Some tips for using these audios:

  • Start with the Understanding Mindfulness audios to learn about mindfulness.
  • These short practice exercises are to help train your brain to be more mindful when engaged in daily activities.
  • The audio format is just for convenience to help learn the material. You can also read the transcript. When you practice, however, you should engage in the behavior mindfully without listening to the audio.
  • The best way to train your brain to be more mindful is to practice in short sessions throughout the day while engaged in your normal activities.
  • The descriptions are an artificial way to help you get started. Eventually, the practice of mindfulness is being aware of what is described without using an inner verbal description.
  • This exercise is to focus fully on doing an unpleasant chore and noticing how it changes as you improve your mindfulness skills.
  • This exercise is excellent training for learning to tolerate discomfort or unpleasant situations.
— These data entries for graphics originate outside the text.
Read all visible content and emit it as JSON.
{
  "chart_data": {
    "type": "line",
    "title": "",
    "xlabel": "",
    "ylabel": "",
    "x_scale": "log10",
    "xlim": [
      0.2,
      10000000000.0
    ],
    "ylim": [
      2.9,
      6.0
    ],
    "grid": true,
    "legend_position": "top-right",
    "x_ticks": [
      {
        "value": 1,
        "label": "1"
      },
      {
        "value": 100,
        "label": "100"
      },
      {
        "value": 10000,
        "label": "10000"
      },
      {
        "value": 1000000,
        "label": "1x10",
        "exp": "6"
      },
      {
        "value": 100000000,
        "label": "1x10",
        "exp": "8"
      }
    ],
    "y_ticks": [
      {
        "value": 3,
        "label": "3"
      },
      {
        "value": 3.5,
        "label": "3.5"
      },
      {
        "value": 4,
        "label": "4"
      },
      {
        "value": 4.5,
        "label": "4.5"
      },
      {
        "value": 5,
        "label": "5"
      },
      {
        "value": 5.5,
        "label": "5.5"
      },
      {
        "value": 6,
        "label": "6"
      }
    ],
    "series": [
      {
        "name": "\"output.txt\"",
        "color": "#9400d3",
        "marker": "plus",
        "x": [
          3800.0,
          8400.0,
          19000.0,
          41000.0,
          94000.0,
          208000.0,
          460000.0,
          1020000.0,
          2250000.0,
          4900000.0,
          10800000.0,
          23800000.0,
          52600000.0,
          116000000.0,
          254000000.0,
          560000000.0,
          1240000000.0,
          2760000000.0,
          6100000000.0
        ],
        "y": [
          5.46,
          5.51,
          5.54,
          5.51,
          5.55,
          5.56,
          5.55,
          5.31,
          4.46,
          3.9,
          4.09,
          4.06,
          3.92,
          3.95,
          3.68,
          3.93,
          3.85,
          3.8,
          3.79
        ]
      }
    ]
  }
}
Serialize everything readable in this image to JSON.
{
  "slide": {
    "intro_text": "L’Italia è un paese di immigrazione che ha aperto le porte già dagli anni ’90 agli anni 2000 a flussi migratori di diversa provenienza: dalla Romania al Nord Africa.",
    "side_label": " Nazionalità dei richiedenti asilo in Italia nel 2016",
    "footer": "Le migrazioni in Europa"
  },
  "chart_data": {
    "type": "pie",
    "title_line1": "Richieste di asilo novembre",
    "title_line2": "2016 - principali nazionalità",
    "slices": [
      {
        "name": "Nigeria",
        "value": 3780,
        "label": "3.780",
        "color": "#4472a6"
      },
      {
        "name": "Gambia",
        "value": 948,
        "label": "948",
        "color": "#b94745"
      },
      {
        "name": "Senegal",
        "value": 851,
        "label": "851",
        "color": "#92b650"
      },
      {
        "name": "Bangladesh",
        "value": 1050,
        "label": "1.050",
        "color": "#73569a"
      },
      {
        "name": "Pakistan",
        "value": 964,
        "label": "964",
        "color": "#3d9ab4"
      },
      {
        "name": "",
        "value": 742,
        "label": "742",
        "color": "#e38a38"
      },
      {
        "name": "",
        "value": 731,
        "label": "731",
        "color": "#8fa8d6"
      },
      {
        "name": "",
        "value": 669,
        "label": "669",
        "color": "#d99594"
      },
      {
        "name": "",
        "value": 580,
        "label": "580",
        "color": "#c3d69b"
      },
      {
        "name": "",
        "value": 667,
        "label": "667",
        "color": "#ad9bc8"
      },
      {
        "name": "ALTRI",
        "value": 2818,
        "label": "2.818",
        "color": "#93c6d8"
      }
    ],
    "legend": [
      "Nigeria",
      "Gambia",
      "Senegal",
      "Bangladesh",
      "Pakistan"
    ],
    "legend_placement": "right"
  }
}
You may want to start with a less unpleasant chore and increase the unpleasantness of the chore as you learn to be more neutral and present-focused in your approach.

Next Exercise

Transcript of Audio: Doing An Unpleasant Chore

Choose an unpleasant chore and allow yourself to approach the chore without judgment. Instead of focusing on the unpleasant aspects of the chore, let yourself experience the chore neutrally. What does it feel like to do the chore? How does your body feel? How do you need to focus on the chore. Let yourself be fully aware of the chore and focus completely on doing it. If your mind wanders, allow yourself to gently bring your focus back to the chore. As you approach the chore neutrally, does the nature of the experience change? Is the level of unpleasantness or the discomfort the same? Or does it seem more tolerable?